Выстрелы вдруг затрещали громче, несколько секунд казалось, что пальба идет в доме, прямо у них над головой. Яма заполнилась дымом и пылью. Журема стиснула веки, вся сжалась, ожидая, когда же, когда же наконец вопьется в нее пуля, обрушится снаряд, навалятся тяжелые камни. Но стрельба отдалилась. Она открыла глаза, наткнулась на взгляд белых водянистых глаз, так и шаривший по ее лицу. Бедняга проснулся и теперь снова умирал со страху.

«А я-то думал, сон такой ужасный», – раздался у нее за плечом голос Карлика. Он поднялся на ноги и высунул голову за край ямы. Журема тоже встала на колени, выглянула. Только репортер по-прежнему лежал неподвижно. Толпа людей неслась по улице по направлению к Кампо-Гранде.
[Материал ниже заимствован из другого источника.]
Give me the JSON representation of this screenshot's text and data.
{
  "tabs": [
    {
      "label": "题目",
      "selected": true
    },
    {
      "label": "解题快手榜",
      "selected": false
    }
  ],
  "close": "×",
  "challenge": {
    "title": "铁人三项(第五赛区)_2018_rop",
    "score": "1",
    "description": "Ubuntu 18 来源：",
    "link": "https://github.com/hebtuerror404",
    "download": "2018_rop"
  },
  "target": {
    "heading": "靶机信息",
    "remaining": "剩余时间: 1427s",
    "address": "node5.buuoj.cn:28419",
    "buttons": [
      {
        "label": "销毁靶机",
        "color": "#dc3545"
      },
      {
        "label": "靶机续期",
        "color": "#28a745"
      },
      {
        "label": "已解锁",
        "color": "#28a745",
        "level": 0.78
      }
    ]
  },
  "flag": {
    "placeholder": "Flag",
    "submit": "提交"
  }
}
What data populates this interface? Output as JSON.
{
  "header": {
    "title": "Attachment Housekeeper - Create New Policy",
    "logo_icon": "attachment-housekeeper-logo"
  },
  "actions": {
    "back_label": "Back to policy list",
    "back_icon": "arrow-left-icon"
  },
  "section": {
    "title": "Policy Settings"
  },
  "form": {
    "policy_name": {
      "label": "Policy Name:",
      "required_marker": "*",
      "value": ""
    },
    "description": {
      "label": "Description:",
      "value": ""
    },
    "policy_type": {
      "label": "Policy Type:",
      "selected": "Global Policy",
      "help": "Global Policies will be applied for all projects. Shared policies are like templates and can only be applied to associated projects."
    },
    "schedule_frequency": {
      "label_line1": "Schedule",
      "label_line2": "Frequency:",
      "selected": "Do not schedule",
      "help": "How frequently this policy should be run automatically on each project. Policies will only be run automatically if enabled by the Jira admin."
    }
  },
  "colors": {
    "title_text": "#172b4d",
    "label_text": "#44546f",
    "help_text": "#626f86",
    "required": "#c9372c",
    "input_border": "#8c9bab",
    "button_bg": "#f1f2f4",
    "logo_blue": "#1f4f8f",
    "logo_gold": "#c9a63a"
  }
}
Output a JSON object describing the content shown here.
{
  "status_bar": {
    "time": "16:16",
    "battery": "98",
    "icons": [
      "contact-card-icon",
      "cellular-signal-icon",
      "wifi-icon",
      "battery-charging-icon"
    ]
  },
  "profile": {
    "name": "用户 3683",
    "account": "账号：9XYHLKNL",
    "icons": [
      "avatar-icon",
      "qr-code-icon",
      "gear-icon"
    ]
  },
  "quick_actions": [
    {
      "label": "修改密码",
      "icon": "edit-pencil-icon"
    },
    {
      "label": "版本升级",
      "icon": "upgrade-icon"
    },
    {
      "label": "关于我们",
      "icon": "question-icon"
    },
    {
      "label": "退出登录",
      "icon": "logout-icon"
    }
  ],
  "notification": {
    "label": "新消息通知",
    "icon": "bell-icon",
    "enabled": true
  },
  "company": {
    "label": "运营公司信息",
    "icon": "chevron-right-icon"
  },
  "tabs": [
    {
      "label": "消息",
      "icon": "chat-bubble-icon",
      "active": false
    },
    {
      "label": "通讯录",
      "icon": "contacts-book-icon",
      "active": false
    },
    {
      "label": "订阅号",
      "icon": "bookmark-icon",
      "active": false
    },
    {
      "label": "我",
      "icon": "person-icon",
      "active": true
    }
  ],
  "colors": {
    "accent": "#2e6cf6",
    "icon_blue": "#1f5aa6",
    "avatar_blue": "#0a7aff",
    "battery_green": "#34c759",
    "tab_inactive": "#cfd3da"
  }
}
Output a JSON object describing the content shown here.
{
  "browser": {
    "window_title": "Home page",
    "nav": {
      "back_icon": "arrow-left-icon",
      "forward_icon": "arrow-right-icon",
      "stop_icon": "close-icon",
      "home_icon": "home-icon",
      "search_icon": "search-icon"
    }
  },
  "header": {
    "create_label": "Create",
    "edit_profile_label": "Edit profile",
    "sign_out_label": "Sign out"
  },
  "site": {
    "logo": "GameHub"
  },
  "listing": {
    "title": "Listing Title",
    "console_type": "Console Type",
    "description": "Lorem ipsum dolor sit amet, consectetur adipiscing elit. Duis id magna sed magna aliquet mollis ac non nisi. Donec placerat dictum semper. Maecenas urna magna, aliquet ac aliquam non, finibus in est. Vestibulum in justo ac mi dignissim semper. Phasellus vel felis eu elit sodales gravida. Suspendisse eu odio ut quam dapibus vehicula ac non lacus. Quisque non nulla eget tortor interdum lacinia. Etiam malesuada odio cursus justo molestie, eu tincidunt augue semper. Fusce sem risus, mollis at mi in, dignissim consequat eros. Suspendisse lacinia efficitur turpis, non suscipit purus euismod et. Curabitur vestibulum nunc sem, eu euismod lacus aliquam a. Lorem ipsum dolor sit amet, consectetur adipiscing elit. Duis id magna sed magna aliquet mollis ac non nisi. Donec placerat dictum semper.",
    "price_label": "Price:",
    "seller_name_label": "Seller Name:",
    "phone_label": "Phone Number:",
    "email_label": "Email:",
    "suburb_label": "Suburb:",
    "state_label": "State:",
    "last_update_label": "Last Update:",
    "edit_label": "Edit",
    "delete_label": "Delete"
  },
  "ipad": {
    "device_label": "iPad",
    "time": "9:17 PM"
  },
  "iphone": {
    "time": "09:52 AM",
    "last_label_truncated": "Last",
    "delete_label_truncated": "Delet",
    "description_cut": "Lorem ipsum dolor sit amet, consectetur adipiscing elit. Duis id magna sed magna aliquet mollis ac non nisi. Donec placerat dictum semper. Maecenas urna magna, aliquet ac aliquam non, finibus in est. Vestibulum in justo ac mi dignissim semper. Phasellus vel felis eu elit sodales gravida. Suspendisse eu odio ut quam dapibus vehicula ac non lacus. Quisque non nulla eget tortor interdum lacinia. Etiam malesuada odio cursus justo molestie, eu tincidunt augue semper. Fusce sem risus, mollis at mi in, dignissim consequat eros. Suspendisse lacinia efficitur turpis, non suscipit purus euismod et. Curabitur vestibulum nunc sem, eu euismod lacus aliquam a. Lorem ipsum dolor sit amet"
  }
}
– Ну что там, что такое? – спрашивал снизу репортер. – Что вы видите?

– Много людей, – нагнулся к нему Карлик. – Бегут оттуда, где траншеи Педрана.

В эту минуту дверь распахнулась, и Журема увидела на пороге нескольких человек. Одного она узнала: это был тот длинноволосый паренек, с которым она встретилась на склоне Кокоробо в день, когда появились солдаты.

– Идите сюда! – крикнул он, перекрывая грохот стрельбы. – Помогите!

Журема и Карлик вытащили репортера из ямы, вывели его на улицу. Журема издавна – сколько себя помнила – привыкла не раздумывая подчиняться всякому, у кого была сила или власть, и потому ей ничего не стоило стряхнуть с себя оцепенение и приняться за дело вместе со всеми, не спрашивая, что они делают, зачем и почему, – в отличие от человека, бежавшего рядом с нею по улице Младенца Христа, который хотел знать, что происходит слева и справа, впереди и позади, а удовлетворять его любопытство, столь же безмерное, как и страх, приходилось ей, Журеме. Длинноволосый жагунсо объяснил им, что псы с рассвета атакуют кладбище, и хотя траншеи пока занять не смогли, однако все же закрепились на углу улицы Иоанна Крестителя и с тыла угрожают Храму Господа Христа. Жоан Апостол решил выстроить между траншеями на кладбище и церквами еще одно укрепление, потому что Меченому пришлось-таки отвести свои отряды. Вот и собирают людей откуда только можно: с улицы Матери Церкви прибежал Педран со своими. Сказав это, длинноволосый наддал и понесся вперед. Журема слышала, как тяжело дышит репортер, который то и дело спотыкался о камни и рытвины, и была уверена, что думает он в эти минуты о том же, о чем и она, – о Меченом. Да, теперь уж им никак не разминуться. Она почувствовала, как репортер стиснул ее ладонь, и ответила на пожатие.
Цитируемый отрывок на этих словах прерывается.